Once upon a time my life was filled with dreams that looked a lot like an Ikea showroom:
(perfectly pristine, complete with the lack of toys, books, and who knows what strewn over the floor), and was topped off with a large home that I occupied all alone with some massive dogs (think Rottweilers or German Shepherds), for safety, while I slaved day in and out as a Southern California attorney.... on the defense side of the house of course, but why that is may have to wait for a different post. I was a college educated (whatever that means), focused, cut throat individual who sat for hours on the 91 and 5 freeways to get somewhere that would normally take 20 -30 minutes. Life was good! Or so I thought. Who wouldn't want to "have it all?" Boy was I naive! Thankfully I was whisked away from all that by a very patient and loving husband.
For the last 7 years I've followed my husband and have now, for the first time in my life, truly receieved an education. While I still don high heels and big dreams, the above mentioned realities for me seem like they exist in an alternate universe. My dreams look a lot like this now:
.... just makes my heart all aflutter! (There's a child kind of cut out of the picture on the right who is down on the ground with some animals) What's odd is that I NEVER wanted to have children, now we can't stop wondering when the next one will get here. I'd never known, or cared to know, that you could make a cake from scratch, raise chickens (people far away did that right?), grow your own food, or become properly 'learned' outside of a certified public schooling institution.
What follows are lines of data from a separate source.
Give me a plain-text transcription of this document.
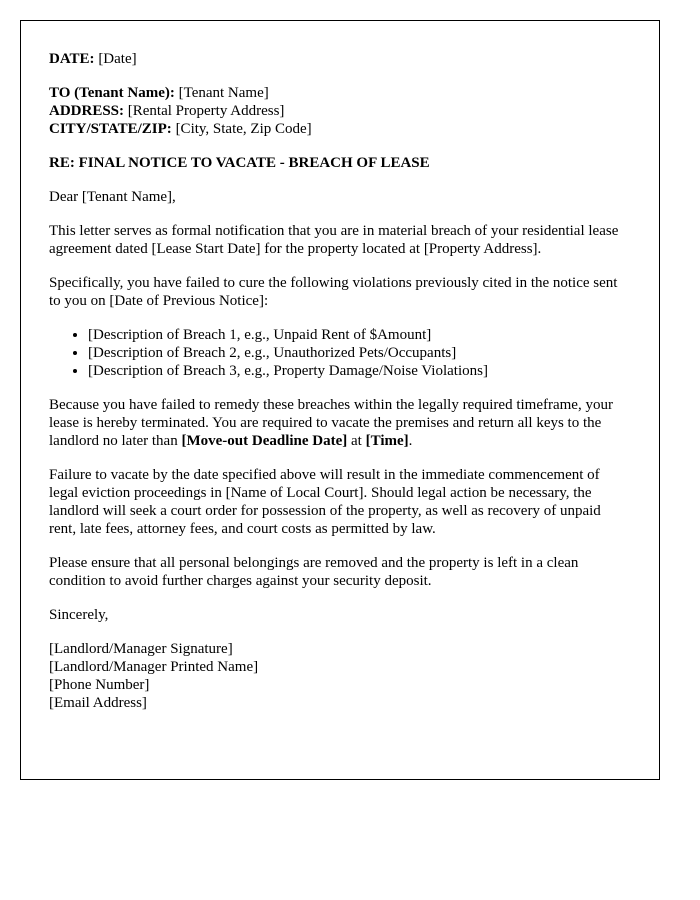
DATE: [Date]

TO (Tenant Name): [Tenant Name]

ADDRESS: [Rental Property Address]

CITY/STATE/ZIP: [City, State, Zip Code]

RE: FINAL NOTICE TO VACATE - BREACH OF LEASE

Dear [Tenant Name],

This letter serves as formal notification that you are in material breach of your residential lease agreement dated [Lease Start Date] for the property located at [Property Address].

Specifically, you have failed to cure the following violations previously cited in the notice sent to you on [Date of Previous Notice]:

• [Description of Breach 1, e.g., Unpaid Rent of $Amount]
• [Description of Breach 2, e.g., Unauthorized Pets/Occupants]
• [Description of Breach 3, e.g., Property Damage/Noise Violations]

Because you have failed to remedy these breaches within the legally required timeframe, your lease is hereby terminated. You are required to vacate the premises and return all keys to the landlord no later than [Move-out Deadline Date] at [Time].

Failure to vacate by the date specified above will result in the immediate commencement of legal eviction proceedings in [Name of Local Court]. Should legal action be necessary, the landlord will seek a court order for possession of the property, as well as recovery of unpaid rent, late fees, attorney fees, and court costs as permitted by law.

Please ensure that all personal belongings are removed and the property is left in a clean condition to avoid further charges against your security deposit.

Sincerely,

[Landlord/Manager Signature]

[Landlord/Manager Printed Name]

[Phone Number]

[Email Address]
I'm writing this post today because retirement is weighing heavily upon our minds here at Jorgensen Manor. While retirement to many people means "yay, no more working," around our place we count down to it because it creates even more varied opportunities for work and growth. It's a little tricky trying to figure out what you want to be when you grow up when you move every 1-3 years. However, every move we do a little more (like switching to cloth diapers a few years back, making our own laundry detergent, raising 3 chickens despite living on a residential street. etc.) as well as acquire all the information that we can in order to reach our end game.... being self-sufficient. To us, working to start a 50-100+ acre farm 30-40 minutes from the closest town is a beautiful thought! And today, we added a few more specifics to our plans.
This my friends is an Arabian Horse.
I asked a man that we go to church with if we could come out and work for him today in exchange for information on horses. Hubby and I have discussed having horses on our "farm," so I figured today would either solidify that desire or cast it off completely. Well, let's just say my cute honey literally just informed me of a horse (then followed with several more and added on saddles) that he wanted to buy.
Our latest plans? Well, while we have yet to pick a location to buy land since Mr. Wonderful doesn't know what kind of job he'll want to have when he parts ways with the military (he'll be 42 when he retires if he only stays in 20 years), we're getting a little more direction. After time spent with the horses today we now have visions of grandeur that consist of boarding/training horses and making a living off the land together as a family. Settling near a university where we could alternate teaching classes would also help keep funds flowing (turns out money is needed to raise children and have a farm, who knew?), and military pension doesn't hurt.
I guess what I'm trying to say is that dreams can and do come true and you should do all you can to research out your desires. I've learned repeatedly over the last few years to not disregard the thoughts that come to me, even when they seem incredibly obscure.
How my idea of perfect went from this to thisI may never know. Kind of seems like a no brainer now!
But with each day I hope that we'll find the simple things in life that make it so beautiful! May your days be simpler, full of more love, and in pursuit of rekindling lost arts that help will us feed, clothe, educate and inspire our families in the best and worst of times.